Portraits de champignons

Le Phallogastre en chausse (Phallogaster saccatus Morgan)

par Yves Lamoureux

Le 6 juillet 1996, une semaine après un violent déluge de 100 mm de pluie, j’arpentais un vieux boisé d’érables de la ville de Sherbrooke. J’ai été frappé par une odeur tenace et plutôt désagréable : « Ça pue ici, il doit y avoir un phallus quelque part… » ai-je pensé. J’ai finalement aperçu de petites boules par terre, poussant sur du bois très pourri. Immatures, elles avaient un air des plus innocents : lisses, de couleur rose violacé pâle, en forme de poire, ressemblant plus ou moins à des vesses-de-loup. Mais les quelques exemplaires matures étaient beaucoup moins attirants ! Craquelés, ils laissaient voir leur intérieur rempli d’une glèbe verte terriblement nauséabonde. Il s’agissait du Phallogastre en chausse, une rareté au Québec.

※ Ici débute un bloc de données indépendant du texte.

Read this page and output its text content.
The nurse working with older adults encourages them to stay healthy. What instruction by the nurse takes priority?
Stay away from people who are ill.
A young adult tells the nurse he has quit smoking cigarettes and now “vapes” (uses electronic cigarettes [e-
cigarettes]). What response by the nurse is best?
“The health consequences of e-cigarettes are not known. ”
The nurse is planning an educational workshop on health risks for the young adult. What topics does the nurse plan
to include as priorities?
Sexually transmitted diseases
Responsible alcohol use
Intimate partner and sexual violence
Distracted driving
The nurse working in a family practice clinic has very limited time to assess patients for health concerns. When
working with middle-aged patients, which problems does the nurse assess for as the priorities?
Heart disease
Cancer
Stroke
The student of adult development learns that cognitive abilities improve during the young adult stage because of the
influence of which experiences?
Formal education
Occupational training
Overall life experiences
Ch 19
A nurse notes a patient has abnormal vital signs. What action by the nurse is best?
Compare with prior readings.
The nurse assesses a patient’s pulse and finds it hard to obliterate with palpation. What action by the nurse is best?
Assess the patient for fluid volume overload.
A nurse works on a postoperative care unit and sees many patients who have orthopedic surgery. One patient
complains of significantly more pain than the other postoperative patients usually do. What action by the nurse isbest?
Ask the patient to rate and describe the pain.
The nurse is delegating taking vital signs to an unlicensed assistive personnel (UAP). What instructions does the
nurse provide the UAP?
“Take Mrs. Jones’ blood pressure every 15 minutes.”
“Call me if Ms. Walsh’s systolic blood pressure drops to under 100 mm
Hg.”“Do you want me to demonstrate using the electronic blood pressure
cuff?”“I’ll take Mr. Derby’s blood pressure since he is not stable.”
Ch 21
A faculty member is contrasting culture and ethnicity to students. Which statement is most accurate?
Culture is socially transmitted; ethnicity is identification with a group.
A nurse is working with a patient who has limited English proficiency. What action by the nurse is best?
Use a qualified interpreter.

Le Phallogastre en chausse est un petit gastéromycète de 2 à 6 cm de hauteur. Son odeur à maturité repousse les humains, mais attire irrésistiblement les mouches et autres insectes nécrophages. En se posant sur la glèbe, ils accrochent involontairement des spores qu’ils transportent alors au loin, permettant au champignon de se reproduire.

Un nez averti ferait la différence entre le « parfum » d’un Phallus et celui de notre Phallogastre : alors que le Phallus sent la chair décomposée, le Phallogastre en chausse répand une odeur de diarrhée, ce qui n’est pas nécessairement plus flatteur pour l’odorat !

Dans la Flore de Pomerleau, ce champignon est dit « occasionnel ». Mais après enquête, personne ne l’a jamais trouvé dans les régions de Québec ou de Montréal. Par contre, il semble fidèle à sa station dans le boisé de Sherbrooke : Denise Boudreau et Ginette Renée le trouvent presque tous les ans depuis que je leur ai indiqué l’endroit où il pousse.

Les spécimens trouvés en juillet 1996 ont pris le chemin de l’herbier. Il m’a fallu beaucoup de courage pour les photographier, ayant le nez placé juste au-dessus d’eux ! Et que dire de l’odeur qui envahissait toute la maison, pendant que les spécimens reposaient dans le séchoir à champignons…

On trouve une description et une photo du Phallogastre dans:

LINCOFF, G. H., 1981. The Audubon Society field guide to North American mushrooms.    Alfred A. Knopf, New York. Photo no 701.